Cette spécificité française selon laquelle par exemple, le pouvoir du médiateur n’est pas contraignant, s’explique aisément : outre bien sûr la culture anglo-saxonne plus forte du compromis, notre justice judiciaire est moins coûteuse que la justice anglo-saxonne. Ainsi, on peut comprendre pourquoi les Anglais ont davantage cherché une alternative à leur système judiciaire, quitte à inventer un système qui s’assimile presque de la justice publique et gratuite pour le consommateur, mais simplement plus souple...

 

Vous avez été conseiller à la chambre commerciale de droit bancaire et financier de la Cour de cassation, vous êtes médiateur de l’AMF, membre du tribunal international administratif de la banque mondiale à Washington… what else ?

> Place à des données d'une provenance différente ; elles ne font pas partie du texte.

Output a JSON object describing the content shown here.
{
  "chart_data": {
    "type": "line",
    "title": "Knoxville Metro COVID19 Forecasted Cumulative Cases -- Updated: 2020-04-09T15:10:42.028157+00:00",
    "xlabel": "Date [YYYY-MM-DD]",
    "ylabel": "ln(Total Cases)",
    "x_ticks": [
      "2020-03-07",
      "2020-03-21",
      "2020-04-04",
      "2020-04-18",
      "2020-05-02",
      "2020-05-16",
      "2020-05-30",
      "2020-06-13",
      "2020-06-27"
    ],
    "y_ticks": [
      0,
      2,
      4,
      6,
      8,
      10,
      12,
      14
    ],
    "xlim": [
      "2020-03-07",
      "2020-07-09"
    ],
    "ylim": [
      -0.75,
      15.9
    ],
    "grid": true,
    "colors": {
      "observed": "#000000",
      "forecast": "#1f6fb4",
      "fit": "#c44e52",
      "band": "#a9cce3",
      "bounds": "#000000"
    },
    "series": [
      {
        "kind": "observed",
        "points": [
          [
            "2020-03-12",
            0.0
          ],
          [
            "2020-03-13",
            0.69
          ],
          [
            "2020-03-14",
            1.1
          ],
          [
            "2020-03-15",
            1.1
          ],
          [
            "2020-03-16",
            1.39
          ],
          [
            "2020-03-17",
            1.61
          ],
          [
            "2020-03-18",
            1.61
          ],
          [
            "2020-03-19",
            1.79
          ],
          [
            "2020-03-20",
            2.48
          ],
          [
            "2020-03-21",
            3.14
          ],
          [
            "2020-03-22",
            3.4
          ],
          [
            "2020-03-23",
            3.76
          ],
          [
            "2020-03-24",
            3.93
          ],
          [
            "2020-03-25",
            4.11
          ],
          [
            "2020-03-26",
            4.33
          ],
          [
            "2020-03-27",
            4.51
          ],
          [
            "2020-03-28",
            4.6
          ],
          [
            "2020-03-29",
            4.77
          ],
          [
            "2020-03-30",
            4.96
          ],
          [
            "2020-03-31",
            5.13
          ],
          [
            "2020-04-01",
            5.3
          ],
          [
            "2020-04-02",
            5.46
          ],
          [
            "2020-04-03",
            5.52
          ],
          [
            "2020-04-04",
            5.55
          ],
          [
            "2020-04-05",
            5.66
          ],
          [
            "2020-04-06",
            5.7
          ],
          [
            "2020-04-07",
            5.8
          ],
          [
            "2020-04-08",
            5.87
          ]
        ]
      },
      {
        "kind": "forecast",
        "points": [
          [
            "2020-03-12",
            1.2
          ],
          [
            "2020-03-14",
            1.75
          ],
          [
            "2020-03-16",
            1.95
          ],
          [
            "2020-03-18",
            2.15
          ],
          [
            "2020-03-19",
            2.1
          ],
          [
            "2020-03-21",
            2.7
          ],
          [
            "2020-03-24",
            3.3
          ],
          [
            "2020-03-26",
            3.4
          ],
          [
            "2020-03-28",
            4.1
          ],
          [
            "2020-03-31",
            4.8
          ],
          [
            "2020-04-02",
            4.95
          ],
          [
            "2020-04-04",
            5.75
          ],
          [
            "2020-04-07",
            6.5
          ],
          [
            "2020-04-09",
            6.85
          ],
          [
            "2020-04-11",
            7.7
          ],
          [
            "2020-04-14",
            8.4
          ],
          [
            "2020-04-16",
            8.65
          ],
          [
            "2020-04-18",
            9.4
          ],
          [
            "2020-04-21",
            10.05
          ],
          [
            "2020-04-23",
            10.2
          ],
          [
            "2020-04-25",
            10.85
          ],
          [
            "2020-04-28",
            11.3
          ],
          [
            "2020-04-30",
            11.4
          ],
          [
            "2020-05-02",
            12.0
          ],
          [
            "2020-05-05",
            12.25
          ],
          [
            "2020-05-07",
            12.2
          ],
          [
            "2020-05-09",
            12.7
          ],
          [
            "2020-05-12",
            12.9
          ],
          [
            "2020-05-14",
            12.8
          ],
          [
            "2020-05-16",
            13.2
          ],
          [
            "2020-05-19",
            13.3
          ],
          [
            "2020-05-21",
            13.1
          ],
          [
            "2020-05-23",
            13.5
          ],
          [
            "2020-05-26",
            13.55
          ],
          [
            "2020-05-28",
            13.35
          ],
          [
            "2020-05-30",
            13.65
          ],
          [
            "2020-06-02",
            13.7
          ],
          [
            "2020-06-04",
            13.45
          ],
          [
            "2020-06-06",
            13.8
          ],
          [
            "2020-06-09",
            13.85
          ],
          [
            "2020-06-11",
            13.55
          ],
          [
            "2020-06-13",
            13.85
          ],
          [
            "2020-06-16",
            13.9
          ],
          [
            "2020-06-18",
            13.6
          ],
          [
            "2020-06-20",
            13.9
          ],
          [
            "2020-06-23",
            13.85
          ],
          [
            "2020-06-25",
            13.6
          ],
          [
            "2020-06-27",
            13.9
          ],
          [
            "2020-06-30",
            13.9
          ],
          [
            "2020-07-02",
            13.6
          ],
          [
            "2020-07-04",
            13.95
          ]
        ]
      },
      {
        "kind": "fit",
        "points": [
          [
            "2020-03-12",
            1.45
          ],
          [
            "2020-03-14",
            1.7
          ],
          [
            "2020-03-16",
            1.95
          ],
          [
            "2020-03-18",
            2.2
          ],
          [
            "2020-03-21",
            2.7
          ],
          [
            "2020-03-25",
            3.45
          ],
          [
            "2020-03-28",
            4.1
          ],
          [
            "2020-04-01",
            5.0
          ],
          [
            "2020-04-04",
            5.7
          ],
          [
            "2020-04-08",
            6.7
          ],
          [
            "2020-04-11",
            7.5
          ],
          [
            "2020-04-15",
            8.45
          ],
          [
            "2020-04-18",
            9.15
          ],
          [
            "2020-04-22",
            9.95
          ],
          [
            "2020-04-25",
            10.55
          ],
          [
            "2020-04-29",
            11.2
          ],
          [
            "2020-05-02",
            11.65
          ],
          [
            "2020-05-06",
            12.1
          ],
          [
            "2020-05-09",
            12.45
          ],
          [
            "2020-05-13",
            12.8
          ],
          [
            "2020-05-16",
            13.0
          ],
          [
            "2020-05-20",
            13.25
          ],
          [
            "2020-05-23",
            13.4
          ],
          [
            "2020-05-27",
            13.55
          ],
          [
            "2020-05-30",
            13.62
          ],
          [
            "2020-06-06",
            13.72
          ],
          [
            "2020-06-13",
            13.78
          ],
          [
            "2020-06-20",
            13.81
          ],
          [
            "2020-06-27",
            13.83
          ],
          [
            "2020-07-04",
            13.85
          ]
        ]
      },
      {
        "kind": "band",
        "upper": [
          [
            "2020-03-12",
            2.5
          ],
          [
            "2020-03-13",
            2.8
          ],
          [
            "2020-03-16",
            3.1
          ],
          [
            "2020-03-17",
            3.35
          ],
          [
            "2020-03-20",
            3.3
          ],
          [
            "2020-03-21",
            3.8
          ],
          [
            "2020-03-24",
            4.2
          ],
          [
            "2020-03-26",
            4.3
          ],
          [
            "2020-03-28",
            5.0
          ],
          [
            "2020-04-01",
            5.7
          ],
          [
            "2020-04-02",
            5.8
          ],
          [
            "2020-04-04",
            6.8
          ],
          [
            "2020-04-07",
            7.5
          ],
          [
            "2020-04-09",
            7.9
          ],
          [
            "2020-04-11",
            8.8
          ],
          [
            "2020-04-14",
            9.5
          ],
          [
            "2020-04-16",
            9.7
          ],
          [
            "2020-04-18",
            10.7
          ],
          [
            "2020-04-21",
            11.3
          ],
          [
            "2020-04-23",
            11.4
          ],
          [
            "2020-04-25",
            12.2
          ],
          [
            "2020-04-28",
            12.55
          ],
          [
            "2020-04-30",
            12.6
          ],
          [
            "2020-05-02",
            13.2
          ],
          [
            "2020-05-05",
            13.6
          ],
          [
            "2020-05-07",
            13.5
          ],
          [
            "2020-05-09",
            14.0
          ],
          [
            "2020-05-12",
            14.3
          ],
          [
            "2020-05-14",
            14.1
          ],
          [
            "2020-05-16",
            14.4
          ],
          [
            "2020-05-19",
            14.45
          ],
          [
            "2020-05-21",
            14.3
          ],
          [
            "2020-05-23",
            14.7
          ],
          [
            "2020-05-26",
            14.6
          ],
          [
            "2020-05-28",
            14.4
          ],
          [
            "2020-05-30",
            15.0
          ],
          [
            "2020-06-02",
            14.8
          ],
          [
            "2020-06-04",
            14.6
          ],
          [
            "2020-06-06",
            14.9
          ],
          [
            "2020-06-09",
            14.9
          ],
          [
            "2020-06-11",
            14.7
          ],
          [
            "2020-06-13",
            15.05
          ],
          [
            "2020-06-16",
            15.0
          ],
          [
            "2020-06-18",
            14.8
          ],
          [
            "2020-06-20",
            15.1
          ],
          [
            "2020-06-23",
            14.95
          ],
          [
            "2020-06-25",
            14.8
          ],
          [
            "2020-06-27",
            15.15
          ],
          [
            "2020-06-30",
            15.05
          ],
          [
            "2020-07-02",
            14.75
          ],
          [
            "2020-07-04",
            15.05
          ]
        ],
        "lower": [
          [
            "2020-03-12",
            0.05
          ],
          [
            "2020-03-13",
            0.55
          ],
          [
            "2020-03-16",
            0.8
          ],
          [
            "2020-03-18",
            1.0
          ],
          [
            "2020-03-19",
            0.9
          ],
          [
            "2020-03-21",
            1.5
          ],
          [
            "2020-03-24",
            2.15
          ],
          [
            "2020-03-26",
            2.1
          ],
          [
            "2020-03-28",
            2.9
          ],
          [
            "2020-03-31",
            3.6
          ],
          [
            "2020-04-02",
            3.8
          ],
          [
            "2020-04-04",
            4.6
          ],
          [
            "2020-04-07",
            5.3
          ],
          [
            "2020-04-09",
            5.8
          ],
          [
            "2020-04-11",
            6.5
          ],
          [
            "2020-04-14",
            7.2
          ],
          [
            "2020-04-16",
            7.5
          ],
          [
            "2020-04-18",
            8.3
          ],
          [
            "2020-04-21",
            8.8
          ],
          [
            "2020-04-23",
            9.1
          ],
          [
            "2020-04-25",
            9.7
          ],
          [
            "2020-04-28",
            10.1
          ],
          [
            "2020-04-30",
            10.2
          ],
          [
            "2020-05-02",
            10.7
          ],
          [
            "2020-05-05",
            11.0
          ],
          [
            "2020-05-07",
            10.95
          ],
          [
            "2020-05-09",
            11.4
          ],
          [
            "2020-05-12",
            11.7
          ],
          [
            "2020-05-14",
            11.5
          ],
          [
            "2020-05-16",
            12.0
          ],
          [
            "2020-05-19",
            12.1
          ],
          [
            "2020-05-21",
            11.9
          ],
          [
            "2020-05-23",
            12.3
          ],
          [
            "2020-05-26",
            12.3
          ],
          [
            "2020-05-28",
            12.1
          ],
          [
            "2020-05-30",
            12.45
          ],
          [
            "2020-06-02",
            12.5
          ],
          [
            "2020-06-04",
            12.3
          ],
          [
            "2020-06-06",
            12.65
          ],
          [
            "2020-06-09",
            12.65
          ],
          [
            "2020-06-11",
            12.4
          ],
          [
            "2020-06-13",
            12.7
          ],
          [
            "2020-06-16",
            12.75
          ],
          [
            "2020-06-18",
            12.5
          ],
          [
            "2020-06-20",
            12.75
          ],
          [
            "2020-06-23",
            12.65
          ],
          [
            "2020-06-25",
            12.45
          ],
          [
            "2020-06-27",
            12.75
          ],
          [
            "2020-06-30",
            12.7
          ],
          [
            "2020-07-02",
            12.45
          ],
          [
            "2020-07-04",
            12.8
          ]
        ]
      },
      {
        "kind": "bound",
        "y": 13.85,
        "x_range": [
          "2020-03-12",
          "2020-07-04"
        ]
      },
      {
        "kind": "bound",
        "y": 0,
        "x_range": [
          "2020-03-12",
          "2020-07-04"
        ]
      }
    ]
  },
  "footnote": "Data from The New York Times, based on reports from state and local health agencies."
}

J’ai eu toute ma vie des doubles, triples, voire quadruples fonctions. J’ai aussi été femme d’ambassadeur de France en Suède pendant 5 ans à Stockholm ; j’ai fait partie des membres de jurys d’agrégation ; j’ai aussi été nommé au comité de la médiation bancaire ; j’ai fait des compétitions européennes de ski… Donc à la question « what else » je vous répondrais finalement je suis grand-mère et je suis une femme heureuse.